The Vesuvius Challenge

,

a global competition with cash prizes for those who could create software that would help in the task of deciphering these texts

.

Thanks to this incentive, last week three researchers (Youssef Nader, Luke Farritor and Julian Schilliger)

earned $700,000 by applying algorithms to analyze the patterns of those faint spots that appeared in digital files,

which were correctly identified as Greek letters. .

Artificial intelligence and robotics help reconstruct remains of Vesuvius.

Photo: EFE/ Pompeii Archaeological Site.

Nader and his team

trained a deep learning neural network to recognize patterns in the ink traces, information with which they could reanalyze the materials and recognize 10 Greek characters, which allowed them to identify 85% of the words on a scroll. .

With this information, Hellenists were able to read for the first time in two thousand years the ancient scrolls, which explained the virtues of pleasure based on the ideas of the school of Epicurus.

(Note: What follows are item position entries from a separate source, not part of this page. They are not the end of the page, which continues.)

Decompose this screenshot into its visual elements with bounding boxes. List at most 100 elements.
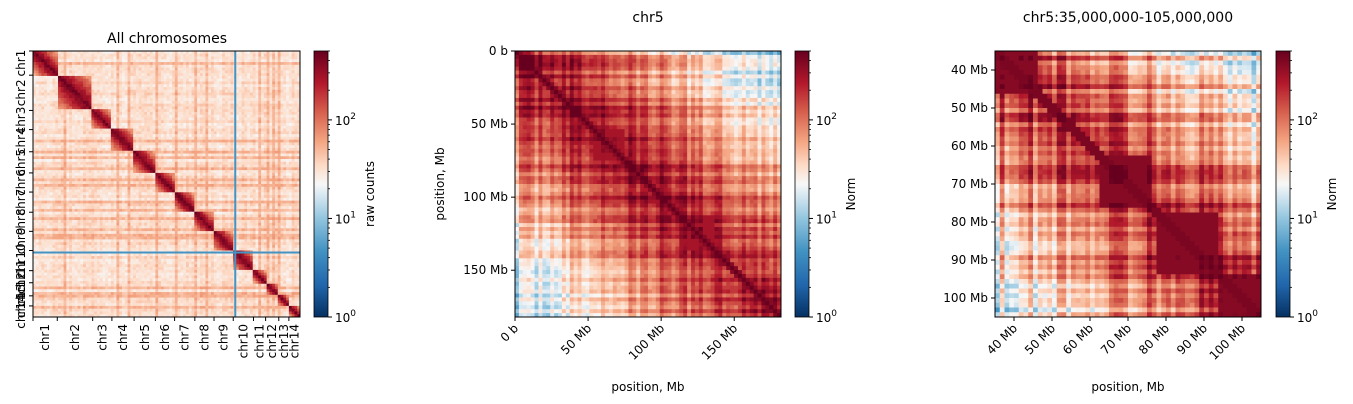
heatmap-cell bbox=[136, 131, 139, 134]
heatmap-cell bbox=[275, 101, 278, 104]
heatmap-cell bbox=[164, 181, 167, 184]
heatmap-cell bbox=[105, 109, 108, 112]
heatmap-cell bbox=[86, 184, 89, 187]
heatmap-cell bbox=[186, 131, 189, 134]
heatmap-cell bbox=[52, 184, 55, 187]
heatmap-cell bbox=[128, 54, 131, 57]
heatmap-cell bbox=[52, 181, 55, 184]
heatmap-cell bbox=[286, 81, 289, 84]
heatmap-cell bbox=[239, 137, 242, 140]
heatmap-cell bbox=[211, 154, 214, 157]
heatmap-cell bbox=[167, 159, 170, 162]
heatmap-cell bbox=[289, 159, 292, 162]
heatmap-cell bbox=[114, 65, 117, 68]
heatmap-cell bbox=[61, 156, 64, 159]
heatmap-cell bbox=[55, 95, 58, 98]
heatmap-cell bbox=[242, 93, 245, 96]
heatmap-cell bbox=[167, 70, 170, 73]
heatmap-cell bbox=[119, 192, 122, 195]
heatmap-cell bbox=[83, 93, 86, 96]
heatmap-cell bbox=[55, 115, 58, 118]
heatmap-cell bbox=[80, 104, 83, 107]
heatmap-cell bbox=[292, 173, 295, 176]
heatmap-cell bbox=[292, 131, 295, 134]
heatmap-cell bbox=[153, 156, 156, 159]
heatmap-cell bbox=[61, 165, 64, 168]
heatmap-cell bbox=[183, 178, 186, 181]
heatmap-cell bbox=[94, 59, 97, 62]
heatmap-cell bbox=[214, 148, 217, 151]
heatmap-cell bbox=[272, 137, 275, 140]
heatmap-cell bbox=[267, 187, 270, 190]
heatmap-cell bbox=[244, 109, 247, 112]
heatmap-cell bbox=[130, 104, 133, 107]
heatmap-cell bbox=[186, 98, 189, 101]
heatmap-cell bbox=[272, 79, 275, 82]
heatmap-cell bbox=[219, 192, 222, 195]
heatmap-cell bbox=[141, 90, 144, 93]
heatmap-cell bbox=[141, 73, 144, 76]
heatmap-cell bbox=[97, 156, 100, 159]
heatmap-cell bbox=[91, 106, 94, 109]
heatmap-cell bbox=[192, 84, 195, 87]
heatmap-cell bbox=[91, 129, 94, 132]
heatmap-cell bbox=[283, 112, 286, 115]
heatmap-cell bbox=[219, 81, 222, 84]
heatmap-cell bbox=[155, 184, 158, 187]
heatmap-cell bbox=[211, 115, 214, 118]
heatmap-cell bbox=[155, 134, 158, 137]
heatmap-cell bbox=[64, 76, 67, 79]
heatmap-cell bbox=[155, 104, 158, 107]
heatmap-cell bbox=[50, 98, 53, 101]
heatmap-cell bbox=[164, 79, 167, 82]
heatmap-cell bbox=[261, 79, 264, 82]
heatmap-cell bbox=[183, 59, 186, 62]
heatmap-cell bbox=[281, 62, 284, 65]
heatmap-cell bbox=[105, 187, 108, 190]
heatmap-cell bbox=[72, 65, 75, 68]
heatmap-cell bbox=[242, 159, 245, 162]
heatmap-cell bbox=[281, 73, 284, 76]
heatmap-cell bbox=[108, 79, 111, 82]
heatmap-cell bbox=[39, 76, 42, 79]
heatmap-cell bbox=[89, 120, 92, 123]
heatmap-cell bbox=[133, 81, 136, 84]
heatmap-cell bbox=[89, 101, 92, 104]
heatmap-cell bbox=[75, 54, 78, 57]
heatmap-cell bbox=[50, 187, 53, 190]
heatmap-cell bbox=[256, 137, 259, 140]
heatmap-cell bbox=[36, 54, 39, 57]
heatmap-cell bbox=[128, 115, 131, 118]
heatmap-cell bbox=[186, 106, 189, 109]
heatmap-cell bbox=[83, 68, 86, 71]
heatmap-cell bbox=[194, 90, 197, 93]
heatmap-cell bbox=[230, 104, 233, 107]
heatmap-cell bbox=[236, 98, 239, 101]
heatmap-cell bbox=[133, 90, 136, 93]
heatmap-cell bbox=[189, 173, 192, 176]
heatmap-cell bbox=[114, 134, 117, 137]
heatmap-cell bbox=[236, 145, 239, 148]
heatmap-cell bbox=[236, 81, 239, 84]
heatmap-cell bbox=[281, 178, 284, 181]
heatmap-cell bbox=[86, 81, 89, 84]
heatmap-cell bbox=[228, 95, 231, 98]
heatmap-cell bbox=[69, 167, 72, 170]
heatmap-cell bbox=[111, 120, 114, 123]
heatmap-cell bbox=[119, 184, 122, 187]
heatmap-cell bbox=[175, 178, 178, 181]
heatmap-cell bbox=[256, 167, 259, 170]
heatmap-cell bbox=[111, 70, 114, 73]
heatmap-cell bbox=[125, 59, 128, 62]
heatmap-cell bbox=[192, 137, 195, 140]
heatmap-cell bbox=[114, 184, 117, 187]
heatmap-cell bbox=[192, 87, 195, 90]
heatmap-cell bbox=[286, 57, 289, 60]
heatmap-cell bbox=[164, 131, 167, 134]
heatmap-cell bbox=[158, 118, 161, 121]
heatmap-cell bbox=[186, 181, 189, 184]
heatmap-cell bbox=[275, 151, 278, 154]
heatmap-cell bbox=[80, 62, 83, 65]
heatmap-cell bbox=[250, 165, 253, 168]
heatmap-cell bbox=[136, 68, 139, 71]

There are still more than 800 charred scrolls to be recovered from the Herculaneum library, which is believed to have been located on property belonging to Julius Caesar's father-in-law and which was covered in volcanic mud and hot gases when Mount Vesuvius exploded.

The objective of

The Vesuvius Challenge

, which has several awards and in which people from all over the world can participate,

is to recover the texts of all the scrolls, which would become one of the most important discoveries about Antiquity in centuries

and a source of new knowledge about philosophy, history, literature and science from times when civilization did not even dream of an algorithm defeating the fury of nature.